MathJax is an open-source project, drawing on the talents of a variety of individuals. The project is an attempt to provide a universal, industrial-strength, math-on-the-web solution that is standards-based and applicable to a diverse range of audiences. Current users include publishers of large-scale scientific websites, bloggers and social networkers, users of course-management systems, and individual faculty members. MathJax is under the sponsorship of the AMS, the Society for Industrial and Applied Mathematics (SIAM), and Design Science, Inc. (DSI), with the support of StackExchange, the American Physical Society (APS), Elsevier, the Optical Society of America (OSA), Project Euclid, WebAssign, and others. (Read "MathJax: A Platform for Mathematics on the Web," by Davide Cervone, *Notices of the AMS*, February 2012.)

ScienceDebate.org’mission was to invite scientists, engineers and concerned citizens to submit what they felt most important science questions facing the nation that the candidates for U.S. President should be debating on the campaign trail. ScienceDebate then worked with the leading U.S. science and engineering organizations to refine the questions and arrive at a universal consensus on what the most important science policy questions facing the U.S. are, and called on the candidates for President to also debate these Top American Science Questions that affect all voters' lives. The AMS is one of many organizations supporting the call.

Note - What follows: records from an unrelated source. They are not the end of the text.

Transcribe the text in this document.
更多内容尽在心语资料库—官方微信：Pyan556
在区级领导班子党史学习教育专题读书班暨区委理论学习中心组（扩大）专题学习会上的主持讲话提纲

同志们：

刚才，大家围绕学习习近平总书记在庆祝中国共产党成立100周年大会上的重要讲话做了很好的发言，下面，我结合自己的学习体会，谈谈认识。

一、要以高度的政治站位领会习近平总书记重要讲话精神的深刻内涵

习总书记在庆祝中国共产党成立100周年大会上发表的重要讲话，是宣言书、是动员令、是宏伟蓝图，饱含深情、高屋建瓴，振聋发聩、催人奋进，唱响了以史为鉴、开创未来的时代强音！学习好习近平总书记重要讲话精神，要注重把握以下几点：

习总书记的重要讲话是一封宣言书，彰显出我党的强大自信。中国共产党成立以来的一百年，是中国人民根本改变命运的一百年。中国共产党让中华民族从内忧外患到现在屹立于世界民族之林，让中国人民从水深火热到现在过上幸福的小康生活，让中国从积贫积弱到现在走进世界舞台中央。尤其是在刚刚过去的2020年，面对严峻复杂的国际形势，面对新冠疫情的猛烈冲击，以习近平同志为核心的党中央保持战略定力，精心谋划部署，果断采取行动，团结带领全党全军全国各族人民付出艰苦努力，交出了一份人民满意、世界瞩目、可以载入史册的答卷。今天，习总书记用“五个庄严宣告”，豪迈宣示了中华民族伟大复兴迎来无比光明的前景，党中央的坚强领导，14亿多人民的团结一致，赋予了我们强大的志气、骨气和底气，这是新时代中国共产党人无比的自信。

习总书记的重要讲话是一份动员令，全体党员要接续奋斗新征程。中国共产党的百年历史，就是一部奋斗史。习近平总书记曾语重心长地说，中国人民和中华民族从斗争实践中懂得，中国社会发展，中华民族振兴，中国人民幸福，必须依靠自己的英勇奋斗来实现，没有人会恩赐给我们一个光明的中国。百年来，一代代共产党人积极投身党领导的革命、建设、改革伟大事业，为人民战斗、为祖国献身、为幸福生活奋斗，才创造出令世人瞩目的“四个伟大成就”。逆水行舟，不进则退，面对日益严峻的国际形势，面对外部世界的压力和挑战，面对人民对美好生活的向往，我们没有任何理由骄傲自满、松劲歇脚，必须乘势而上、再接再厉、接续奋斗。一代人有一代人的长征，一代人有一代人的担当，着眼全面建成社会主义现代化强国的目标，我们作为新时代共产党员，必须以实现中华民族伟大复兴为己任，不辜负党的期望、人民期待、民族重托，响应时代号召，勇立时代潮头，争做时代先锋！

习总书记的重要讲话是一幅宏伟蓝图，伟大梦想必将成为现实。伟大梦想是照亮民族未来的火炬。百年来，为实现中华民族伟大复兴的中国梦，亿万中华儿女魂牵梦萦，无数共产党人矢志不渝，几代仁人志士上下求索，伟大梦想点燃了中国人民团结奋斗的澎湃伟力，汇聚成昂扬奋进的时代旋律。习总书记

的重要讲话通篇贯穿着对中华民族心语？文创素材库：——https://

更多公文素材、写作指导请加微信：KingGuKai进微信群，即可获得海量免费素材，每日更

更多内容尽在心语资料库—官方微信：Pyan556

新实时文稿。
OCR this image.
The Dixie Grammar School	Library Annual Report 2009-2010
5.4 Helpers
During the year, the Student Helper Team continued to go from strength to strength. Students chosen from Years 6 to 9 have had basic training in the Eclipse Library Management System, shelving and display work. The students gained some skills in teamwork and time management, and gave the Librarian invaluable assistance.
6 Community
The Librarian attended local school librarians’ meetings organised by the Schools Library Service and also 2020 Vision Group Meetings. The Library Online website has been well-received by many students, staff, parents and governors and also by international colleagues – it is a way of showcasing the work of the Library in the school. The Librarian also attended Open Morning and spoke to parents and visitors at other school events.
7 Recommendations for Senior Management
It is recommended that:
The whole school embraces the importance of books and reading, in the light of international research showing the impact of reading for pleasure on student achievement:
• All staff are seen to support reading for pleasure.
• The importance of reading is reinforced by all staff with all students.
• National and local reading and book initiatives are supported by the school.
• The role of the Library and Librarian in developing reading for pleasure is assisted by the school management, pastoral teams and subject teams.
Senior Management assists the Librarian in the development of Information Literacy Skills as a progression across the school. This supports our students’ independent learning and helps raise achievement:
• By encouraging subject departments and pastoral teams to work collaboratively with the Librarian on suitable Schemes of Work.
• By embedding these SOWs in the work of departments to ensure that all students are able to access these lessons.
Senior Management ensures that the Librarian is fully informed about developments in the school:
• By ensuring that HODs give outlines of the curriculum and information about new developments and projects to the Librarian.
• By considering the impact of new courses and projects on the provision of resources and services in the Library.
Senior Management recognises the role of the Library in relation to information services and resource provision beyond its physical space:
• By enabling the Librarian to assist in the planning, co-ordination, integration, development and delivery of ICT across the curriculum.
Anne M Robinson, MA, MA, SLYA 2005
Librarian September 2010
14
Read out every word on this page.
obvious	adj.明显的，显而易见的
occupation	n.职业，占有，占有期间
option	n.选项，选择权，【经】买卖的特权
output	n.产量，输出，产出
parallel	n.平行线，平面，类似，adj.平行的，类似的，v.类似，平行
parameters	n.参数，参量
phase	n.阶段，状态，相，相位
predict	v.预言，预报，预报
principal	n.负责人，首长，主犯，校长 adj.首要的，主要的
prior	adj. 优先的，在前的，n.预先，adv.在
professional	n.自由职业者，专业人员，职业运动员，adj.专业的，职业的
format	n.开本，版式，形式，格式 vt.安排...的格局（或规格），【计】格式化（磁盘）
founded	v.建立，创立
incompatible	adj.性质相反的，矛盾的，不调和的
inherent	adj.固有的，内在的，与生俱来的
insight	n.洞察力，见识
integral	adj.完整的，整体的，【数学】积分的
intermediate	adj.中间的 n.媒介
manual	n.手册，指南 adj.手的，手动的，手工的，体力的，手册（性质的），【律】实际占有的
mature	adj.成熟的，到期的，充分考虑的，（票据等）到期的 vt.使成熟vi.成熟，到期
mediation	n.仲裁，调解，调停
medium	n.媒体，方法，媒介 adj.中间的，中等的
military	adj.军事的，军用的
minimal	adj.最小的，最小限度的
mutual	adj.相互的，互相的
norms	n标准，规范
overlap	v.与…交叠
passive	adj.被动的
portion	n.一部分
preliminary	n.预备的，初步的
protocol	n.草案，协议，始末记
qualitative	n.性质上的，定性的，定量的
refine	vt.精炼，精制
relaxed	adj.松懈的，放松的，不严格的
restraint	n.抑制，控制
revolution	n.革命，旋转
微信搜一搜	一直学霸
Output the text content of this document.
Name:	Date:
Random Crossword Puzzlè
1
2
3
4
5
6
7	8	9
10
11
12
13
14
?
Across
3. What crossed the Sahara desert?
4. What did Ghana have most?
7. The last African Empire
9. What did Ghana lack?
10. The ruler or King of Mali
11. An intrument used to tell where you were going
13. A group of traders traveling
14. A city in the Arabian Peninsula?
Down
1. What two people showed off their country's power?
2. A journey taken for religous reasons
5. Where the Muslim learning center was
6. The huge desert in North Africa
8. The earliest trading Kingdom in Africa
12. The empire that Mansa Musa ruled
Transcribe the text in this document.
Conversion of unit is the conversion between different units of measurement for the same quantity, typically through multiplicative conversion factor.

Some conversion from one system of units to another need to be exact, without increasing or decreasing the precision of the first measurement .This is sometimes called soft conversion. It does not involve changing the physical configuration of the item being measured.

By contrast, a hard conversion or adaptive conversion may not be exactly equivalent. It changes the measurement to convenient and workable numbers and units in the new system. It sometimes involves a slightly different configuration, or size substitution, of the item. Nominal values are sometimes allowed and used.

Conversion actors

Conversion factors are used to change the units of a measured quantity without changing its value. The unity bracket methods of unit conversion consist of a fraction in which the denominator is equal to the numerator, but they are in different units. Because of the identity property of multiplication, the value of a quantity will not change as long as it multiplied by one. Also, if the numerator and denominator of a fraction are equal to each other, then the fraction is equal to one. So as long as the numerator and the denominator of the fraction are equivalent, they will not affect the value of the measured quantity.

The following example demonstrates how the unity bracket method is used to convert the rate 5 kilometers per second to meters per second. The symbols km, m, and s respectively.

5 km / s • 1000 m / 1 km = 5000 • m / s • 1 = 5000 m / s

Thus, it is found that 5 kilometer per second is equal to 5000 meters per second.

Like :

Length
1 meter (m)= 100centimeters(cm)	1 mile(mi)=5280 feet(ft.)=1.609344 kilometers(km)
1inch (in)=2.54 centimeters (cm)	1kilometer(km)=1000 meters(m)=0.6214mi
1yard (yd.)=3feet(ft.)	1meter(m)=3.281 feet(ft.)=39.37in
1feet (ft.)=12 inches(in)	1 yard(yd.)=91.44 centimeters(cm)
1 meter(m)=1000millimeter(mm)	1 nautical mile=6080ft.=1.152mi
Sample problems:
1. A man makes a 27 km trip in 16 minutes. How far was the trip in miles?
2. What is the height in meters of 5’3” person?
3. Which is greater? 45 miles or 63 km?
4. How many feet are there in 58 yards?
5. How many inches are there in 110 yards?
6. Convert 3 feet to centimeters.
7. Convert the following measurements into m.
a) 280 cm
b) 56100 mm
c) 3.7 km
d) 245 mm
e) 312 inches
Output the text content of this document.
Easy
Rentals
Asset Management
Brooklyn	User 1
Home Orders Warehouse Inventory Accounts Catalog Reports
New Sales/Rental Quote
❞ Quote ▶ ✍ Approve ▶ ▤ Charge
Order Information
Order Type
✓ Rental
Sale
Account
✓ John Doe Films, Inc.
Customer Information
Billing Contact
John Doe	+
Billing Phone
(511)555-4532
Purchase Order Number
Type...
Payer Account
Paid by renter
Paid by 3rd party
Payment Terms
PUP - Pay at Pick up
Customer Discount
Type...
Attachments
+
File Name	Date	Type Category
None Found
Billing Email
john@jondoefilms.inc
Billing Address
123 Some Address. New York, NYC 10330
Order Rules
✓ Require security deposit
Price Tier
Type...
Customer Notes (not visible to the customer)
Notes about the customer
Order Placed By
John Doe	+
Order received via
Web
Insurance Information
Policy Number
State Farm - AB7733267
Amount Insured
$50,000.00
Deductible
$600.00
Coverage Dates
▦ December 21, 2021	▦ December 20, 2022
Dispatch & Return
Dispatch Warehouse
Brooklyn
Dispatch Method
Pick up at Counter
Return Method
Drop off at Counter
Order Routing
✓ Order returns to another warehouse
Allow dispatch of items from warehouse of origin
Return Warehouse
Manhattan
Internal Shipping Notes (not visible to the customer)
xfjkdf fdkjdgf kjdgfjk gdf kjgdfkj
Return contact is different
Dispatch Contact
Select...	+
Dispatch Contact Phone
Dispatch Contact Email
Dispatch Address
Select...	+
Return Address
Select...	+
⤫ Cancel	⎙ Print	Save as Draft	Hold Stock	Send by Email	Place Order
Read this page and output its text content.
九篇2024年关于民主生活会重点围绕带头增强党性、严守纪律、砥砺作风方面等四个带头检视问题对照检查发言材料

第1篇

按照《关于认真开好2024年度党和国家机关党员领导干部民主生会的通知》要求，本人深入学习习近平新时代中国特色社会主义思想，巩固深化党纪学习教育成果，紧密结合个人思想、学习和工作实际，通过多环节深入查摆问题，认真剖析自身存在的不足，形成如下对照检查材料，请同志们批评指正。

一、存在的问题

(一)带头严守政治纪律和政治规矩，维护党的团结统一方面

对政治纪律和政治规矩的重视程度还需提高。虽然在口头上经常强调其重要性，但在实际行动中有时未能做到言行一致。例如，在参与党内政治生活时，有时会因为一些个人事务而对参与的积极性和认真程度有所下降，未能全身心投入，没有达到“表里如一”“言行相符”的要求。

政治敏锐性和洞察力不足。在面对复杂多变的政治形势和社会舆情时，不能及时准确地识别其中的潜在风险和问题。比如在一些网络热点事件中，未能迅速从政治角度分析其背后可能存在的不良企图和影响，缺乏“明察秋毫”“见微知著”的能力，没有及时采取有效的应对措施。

TFAI is an alliance of America's leading companies, research universities, and scientific societies. America's future relies on the strength of our ideas. We advocate for sustained research budgets at the National Science Foundation, the Department of Energy Office of Science, the National Institute of Standards and Technology, the Department of Defense, and the National Aeronautics and Space Administration. The AMS participates and financially supports the work of the Task Force.

The mission of the USASEF is to re-invigorate the interest of our nation’s youth in science, technology, engineering and math (STEM) by producing and presenting the most compelling, exciting, educational and entertaining science festival in the United States. The festival has been held in Washington DC, in 2010, 2012, 2014 and 2016. The AMS is a Palladium Sponsor and hosts an activity booth at the festival. (See the AMS at the 2016 USA Science & Engineering Festival.)